DNS is similar to HTTP in that firewalls generally ignore it, Kaminsky said. Protocols such as SOAP tunnel over HTTP for precisely this reason, which has given rise to a whole industry of HTTP-inspection firewalls and gateways.
DNS is such a permeable protocol, it’s let through by almost everybody, Kaminsky told ComputerWire. It’s been known for a long time you can use DNS to get out of networks… one of the things the research shows is how you can get back in.
Kaminsky did not demonstrate a way to compromise computers. Rather, he demonstrated how DNS queries can be used as a covert control channel into behind-the-firewall machines that have already had Trojan programs installed on them.
I know there is malicious code already out there that uses DNS as a control channel, Kaminsky said. His DefCon presentation referred to rumors of botnets of compromised machines. Such botnets need a way for their owner to control them.
These computers would listen for instructions in DNS messages, which would be less noisy and noticeable than other means. Botnets often to connect to Internet Relay Chat channels to receive instructions.
What Kaminsky demonstrated was a way to pass arbitrary data through firewalls, using the fact that firewalls generally don’t block or check DNS traffic, and that many DNS servers on the internet are very trusting.
In this scenario, the hacker sends a DNS query for a domain he controls to a DNS server controlled by the target network. This server sends the request back out into the internet, where it finds the hacker’s DNS server, which returns an address within the target network.
The target DNS server will pass the DNS query, with its control payload, to the Trojaned host on its own network. This technique requires the DNS server to be configured in a certain way, Kaminsky said, but there are other techniques that also work.
I’m not suggesting that people start blocking DNS, but at least they could start monitoring it for strange stuff, he said.

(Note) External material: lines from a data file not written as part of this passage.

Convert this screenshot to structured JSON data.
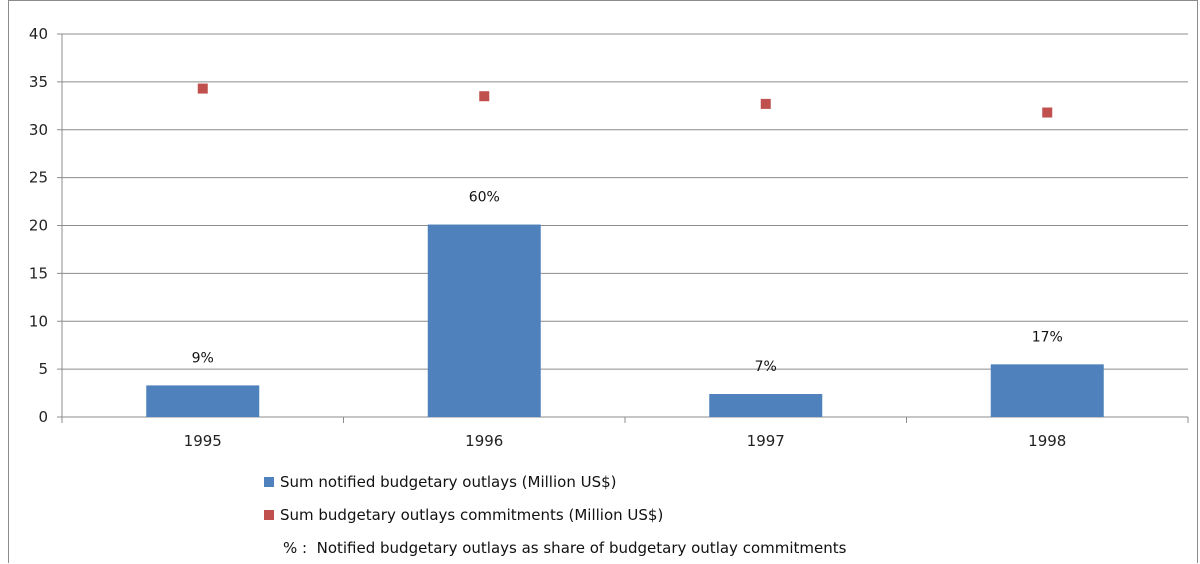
{
  "chart_data": {
    "type": "bar",
    "categories": [
      "1995",
      "1996",
      "1997",
      "1998"
    ],
    "ylim": [
      0,
      40
    ],
    "yticks": [
      0,
      5,
      10,
      15,
      20,
      25,
      30,
      35,
      40
    ],
    "grid": true,
    "legend_position": "bottom",
    "series": [
      {
        "name": "Sum notified budgetary outlays (Million US$)",
        "kind": "bar",
        "color": "#4f81bd",
        "values": [
          3.3,
          20.1,
          2.4,
          5.5
        ],
        "labels": [
          "9%",
          "60%",
          "7%",
          "17%"
        ]
      },
      {
        "name": "Sum budgetary outlays commitments (Million US$)",
        "kind": "marker",
        "color": "#c0504d",
        "values": [
          34.3,
          33.5,
          32.7,
          31.8
        ]
      }
    ],
    "note": "% :  Notified budgetary outlays as share of budgetary outlay commitments"
  }
}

During the same address here in Las Vegas on Saturday, Kaminsky, who also goes by the name Effugas, received a big round of applause when he demonstrated live how to stream audio using DNS messages.
This hack involves a piece of custom-built server software that captures streaming audio in real time, then breaks it into chunks and encodes it, before storing it in the TXT (arbitrary text) field of a DNS record.
There’s enough space in this TXT field for about 880 milliseconds of 2Kbps audio, Kaminsky said. He demonstrated that this is sufficient to carry a comprehensible voice stream when using the Speex audio compression protocol.
A BIND DNS server can be configured to quickly rotate records, continually adding the next chunk of the audio. Some more custom software at the client side does rapid DNS lookups and reassembles the audio data from responses it receives.
Kaminsky said that he did not expect this technique to be useful, but it turns out to create efficiencies on the origin site’s bandwidth, due to how DNS records are normally cached at name servers around the Internet.
Kaminsky has made a collection of his DNS tools available for download at his website, doxpara.com.